*** The Health Care Programs Manual (HCPM) has been replaced by the Minnesota Health Care Programs Eligibility Policy Manual (EPM) as of June 1, 2016. Please refer to the EPM for current health care program policy information. ***

Chapter 21 - Income Calculation (Community)

Effective:  June 1, 2011

21.35 - Medicare Savings Programs Income Calculation

Archived:  June 1, 2016 (Previous Versions)

Medicare Savings Programs Income Calculation

The purpose of the income calculation is to determine a person’s net income. This net income is compared to the appropriate income standard to determine if the client is income eligible for QMB, SLMB, QI and QWD.

Note:  Follow this income calculation when determining Medicare Savings Programs (MSP) eligibility regardless if the client is in an LTCF or receiving EW services.

The income calculation steps for the Medicare Savings Programs are:

1. Determine gross income. See Determining Gross Income - MA.

2. Deduct disregards and deductions, if applicable, in the listed order to arrive at net income:

l  Unearned Income:

a. Widow/Widower Disregard.

b. Pickle Disregard.

c. Disabled Adult Child Disregard.

d. RSDI Cost of Living Adjustment Disregard.

e. PASS Deduction.

f. Standard Deduction.

g. LTC/EW only:  Spousal Allocation.

h. LTC/EW only:  Family Member Allocation.

l  Earned Income:

a. PASS Deduction.

b. Blind Disabled Student Child Disregard.

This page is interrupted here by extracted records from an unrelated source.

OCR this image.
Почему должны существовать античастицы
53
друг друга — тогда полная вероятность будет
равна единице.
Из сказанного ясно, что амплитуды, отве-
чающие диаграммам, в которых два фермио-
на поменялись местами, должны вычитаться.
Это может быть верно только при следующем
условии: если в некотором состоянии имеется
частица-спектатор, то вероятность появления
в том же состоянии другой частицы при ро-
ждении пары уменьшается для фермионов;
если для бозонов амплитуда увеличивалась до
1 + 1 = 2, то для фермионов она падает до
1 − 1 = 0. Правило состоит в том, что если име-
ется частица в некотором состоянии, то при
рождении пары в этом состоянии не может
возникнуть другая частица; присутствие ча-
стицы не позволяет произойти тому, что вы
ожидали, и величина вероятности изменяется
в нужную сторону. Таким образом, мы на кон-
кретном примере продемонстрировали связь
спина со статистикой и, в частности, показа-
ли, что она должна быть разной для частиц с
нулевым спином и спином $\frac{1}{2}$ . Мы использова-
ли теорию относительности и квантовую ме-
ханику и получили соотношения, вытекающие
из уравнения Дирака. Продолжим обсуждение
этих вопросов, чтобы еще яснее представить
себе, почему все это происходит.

c. Standard Deduction remaining after use for unearned income.

d. $65 Earned Income Disregard.

e. Work Expense for disabled basis of eligibility (Impairment-Related Work Expense Deduction).

f. One-half of remaining earned income.

g. Work Expense for blind basis of eligibility (Blind Work Expense Deduction).

h. LTC/EW only:  Spousal Allocation remaining after use for unearned income.

i. LTC/EW only:  Family Member Allocation remaining after use for unearned income.

Note:  Clients whose disability is blindness cannot use the Impairment-Related Work Expense Deduction, but must instead use the Blind Work Expense Deduction. See Work Expense Deduction for more information.

3. Compare the appropriate income standard to the net income to determine if the client is income eligible.

l  If the client’s income is at or below the income standard the client is income eligible.

l  If the client’s net income exceeds the income standard the client is not eligible for the program.